If you are given a law of nature, like Newton's law of universal gravitation, you can write a simulation of N-interacting particles. If you are only interested in an in-principle answer, you are looking for the best algorithm to simulate Newton's laws on a computer.
The problem of computing the Kolmogorov complexity precisely is in general the worst of all uncomputable problems. You can usually shrink a code written from scratch by a lot by cleverly rewriting the subroutines to make a specialized language for the description. You would never know if you have the optimal coding, since maybe you could compress things more by adding a special interpretation layer.
The rigorous version of this annoyance is the theorem that no axiomatic system can prove an algorithm is optimal (meaning of minimal length) if the length is significantly greater than the length of the program that does the deduction in this axiomatic system. The proof is a simple contradiction: suppose the axiomatic system proves program P is optimal. Write a program CONTRADICTION which goes through all the theorems of the axiomatic system until it finds a program which is proved optimal and whose length is greater than the length of CONTRADICTION. Then, run this program. By construction, CONTRADICTION is shorter than this program and yet has the same output.
If you think about what CONTRADICTION is doing, it is generating the code for a completely different program, and then running it. This gives a hint of the nature of the difficulty in finding a minimal description.
But if you are happy with a crude estimate of the complexity, you just write any old code to simulate the physics, and the length of this code is an estimate of the complexity. This is a useful heuristic that makes precise the desire for simple elegant theories.
A: How many bits would it take to define the standard model plus gravity plus massive neutrinos plus dark matter and dark energy? It's an excellent question. 
Let's consider the "new minimal standard model", which is a little out of date but still provides a template for the study of this question. The elements of the lagrangian appear in equations 1 through 6, and are assembled together in equation 7. I estimate that it takes about 300 symbols to write down. I count about 40 parameters. Suppose that on average they are known to two significant figures. Assuming 10 ln 2 bits per digit and 128 ln 2 bits per symbol, and we have about (300 x 128 + 40 x 20) ln 2, i.e. about 27000 bits. 

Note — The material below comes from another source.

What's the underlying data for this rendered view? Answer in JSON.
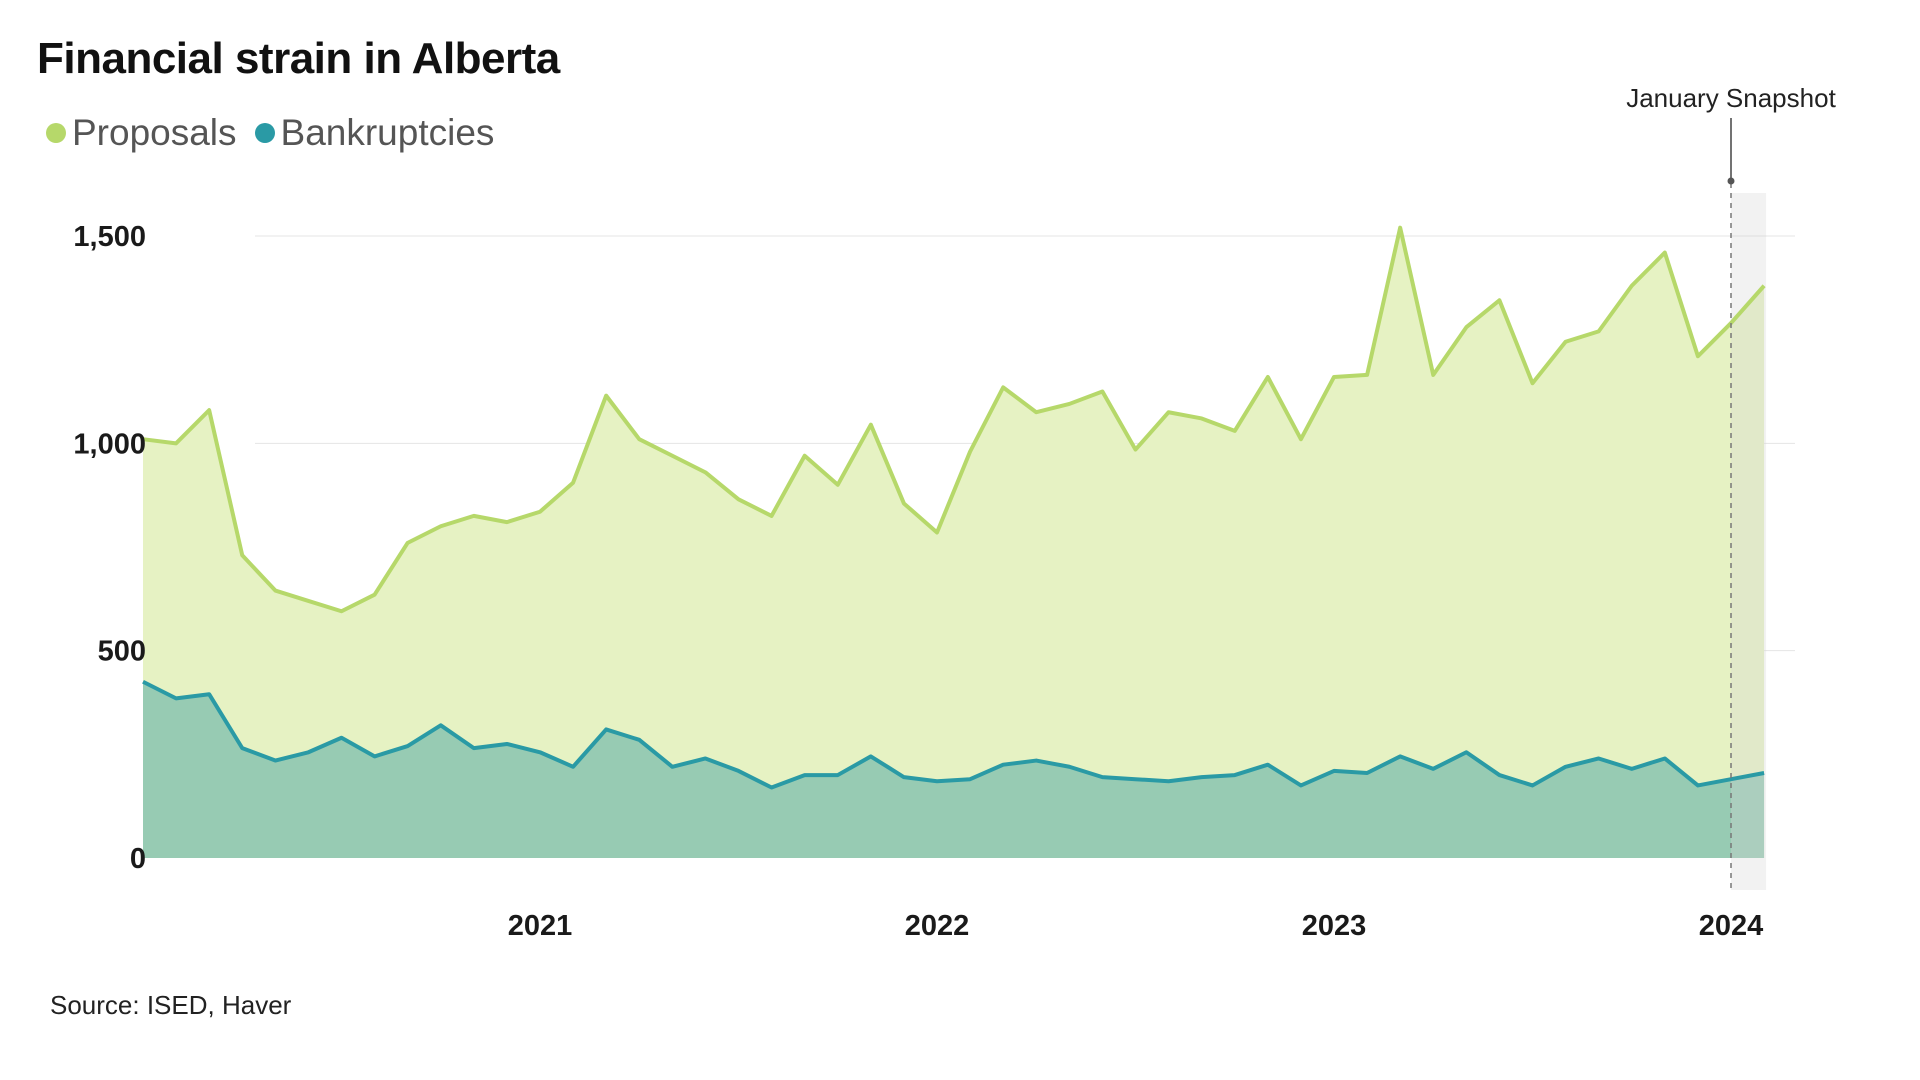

Next, how many bits of knowledge do you need to possess in order to be able to interpret those 27000 bits correctly? E.g. what is the shortest set of functions that one could define in Mathematica, such that they correspond to all the basic quantities that make up predictions by the new minimal standard model? I don't think it would be much more than that 27000 bits, if we're careful not to include all the heuristics for computing the function, in the definition of the function. That is, we want to be able to say e.g. what an expectation value is, without necessarily specifying how to compute it.